Temkin

UZMAN GÖRÜŞÜ dunyaweb@dunya.com

Murat Berk / Yapı Kredi Yatırım

Bize sunulan herşeyi "doğru" mu kabul ediyoruz, "grup algısı" etkili mi, algının "gerçek" üzerinde etkisi var mı?

Gerçek ve algılar arasındaki farkın çok açıldığı ve kapanabileceği olasılığının artması genelde piyasalarda önemli gelişmelerin zeminini hazırlar.

Bazı olaylar vardır, "açık açık" gelir ama yine de geldiğinde şaşkınlık yaratırlar ve genelde insanları gerçek sebeplerden başka sebepler aramaya iter . Burada kişilerin egemen görüşe aykırı görüş ifade etmenin riski gibi kariyer endişeleri de rol oynuyor olabilir. Şöyle de diyebilirsiniz, egemen görüş olayın "açık açık" geldiğinin bilincinde değildir ama olay ortaya çıktıktan sonra bunu açıklayan, yanlış da olsa sebep sonuç ilişkileri kuran ve yol gösteren çoktur..

Büyük küresel kriz 2008'de ortaya çıktığında, "kanaat önderleri" önce şaşırdılar sonra da  biz zaten demiştik, gelişi kaçınılmazdı, şimdi şöyle yapmak lazım vs. diye fikirler beyan ettiler.
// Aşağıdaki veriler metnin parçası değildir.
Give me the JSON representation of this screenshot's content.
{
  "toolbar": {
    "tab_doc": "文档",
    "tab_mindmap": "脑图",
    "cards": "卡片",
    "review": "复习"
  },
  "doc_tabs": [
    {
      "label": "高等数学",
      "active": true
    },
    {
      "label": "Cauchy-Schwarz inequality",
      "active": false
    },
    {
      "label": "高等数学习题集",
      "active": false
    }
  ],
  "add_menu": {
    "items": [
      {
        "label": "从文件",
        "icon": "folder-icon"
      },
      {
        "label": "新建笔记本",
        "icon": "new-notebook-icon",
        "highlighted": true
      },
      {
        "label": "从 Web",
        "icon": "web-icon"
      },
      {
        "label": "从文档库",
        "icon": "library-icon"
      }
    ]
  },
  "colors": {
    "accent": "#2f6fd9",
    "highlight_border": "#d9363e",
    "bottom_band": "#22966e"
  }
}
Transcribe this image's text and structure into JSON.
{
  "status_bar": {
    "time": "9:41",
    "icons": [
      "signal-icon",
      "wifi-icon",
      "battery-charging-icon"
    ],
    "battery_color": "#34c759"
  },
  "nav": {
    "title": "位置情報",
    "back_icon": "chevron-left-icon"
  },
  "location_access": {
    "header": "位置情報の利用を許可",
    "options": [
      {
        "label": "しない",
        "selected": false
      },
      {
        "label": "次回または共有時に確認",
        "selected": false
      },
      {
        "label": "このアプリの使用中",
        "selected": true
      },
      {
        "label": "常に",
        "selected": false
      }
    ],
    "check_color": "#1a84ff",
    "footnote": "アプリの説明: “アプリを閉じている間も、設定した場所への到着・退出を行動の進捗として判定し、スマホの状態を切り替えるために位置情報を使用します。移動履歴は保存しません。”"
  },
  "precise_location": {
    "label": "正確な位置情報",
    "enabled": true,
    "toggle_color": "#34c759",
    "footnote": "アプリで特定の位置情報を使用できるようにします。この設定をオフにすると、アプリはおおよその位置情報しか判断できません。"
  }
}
Benzer olaylar Avrupa borç krizinde yaşananlarda da görülüyor olabilir mi?

Yapı Kredi Yatırım olarak, Avrupa'daki borç sorunlarına 2010'un sonlarından itibaren düzenli ve ısrarlı bir şekilde dikkat çekmeye başlamıştık.

Avrupa'da yaşanan sıkıntıların 2008'deki gibi ciddi bir kriz ile sonuçlanmasının kaçınılmaz olduğu şeklindeki görüşe katılmıyoruz. Fakat her "kurtarma" haberi geldiğinde de bu konunun henüz sonlanmadığını ya da çözümlenmediğini düşündüğümüzü de aktardık.

Bu bağlamda bizdeki ekonomi ve piyasa tartışmalarına biraz da değişik bir açıdan bakılmasının faydalı olabileceğini düşünmeye devam ediyoruz. Genel kabul gören "Türkiye ekonomisinde aşırı ısınma var acilen soğutma önlemleri alınmalı" görüşüne katılmadığımızı uzun zamandır belirtiyoruz. Bu tezin geçersizliğini göstermek için de birçok değişik araştırma ve yorum yayımladık. Bizim tahminimiz bu aşırı ısınma algısının yılın ikinci çeyreğinde kendisini "yavaşlama" gerçeğine bırakacağı şeklinde olmaya devam ediyor. Son kapasite kullanım oranları ve başka göstergeler, ikinci çeyrekten itibaren büyüme temposunda bir düşüş yaşanacağına işaret ediyor. Ayrıca, baz etkisinin de devreden çıkacağını not edelim. Acaba "Aşırı Isınma" yerini "Aşırı Soğuma" algısına bırakır mı? Bugün Merkez Bankası'nı yeterince sert frene basmadığı gerekçesiyle eleştirenler, ilerde bu tedbirler nedeniyle ekonomi durgunluğa giriyor diye eleştirir mi?

Burada belki kritik öneme sahip olan ve belki de yeterince dikkat edilmeyen konu, içinde bulunduğumuz dünya konjonktüründe çok ciddi kırılma işaretlerinin olduğu… Aşağı yukarı tüm ekonomilerde neredeyse senkronize bir büyüme ivmesinde hız kaybı (daralma değil) yaşanırken ve bunun beraberinde küresel bir durgunluk getirme riski artarken neden talep kısmaya yönelik daha da sert önlemler isteniyor?

Avrupa bankalar arası finansmanında güven sorunu olduğuna dair bazı sinyallerin geldiğini, ECB'da (Avrupa Merkez Bankası) bankaların borçlanmalarının yaşandığı, EONIA (AB bankalarının interbank piyasası) daki hacimlerin azaldığı, Yunanistan'dan mevduat kaçışının arttığı, Spot Libor OIS spreadi' inin (Libor ile Overnight borçlanma faizleri arasındaki fark) mutlak olarak düşük seviyelerde olmasına rağmen son on gündür arttığını not ediyoruz ve Yunanistan tekrar "kurtarılsa" bile, temkinli olunması gerektiğini düşünmeye devam ediyoruz.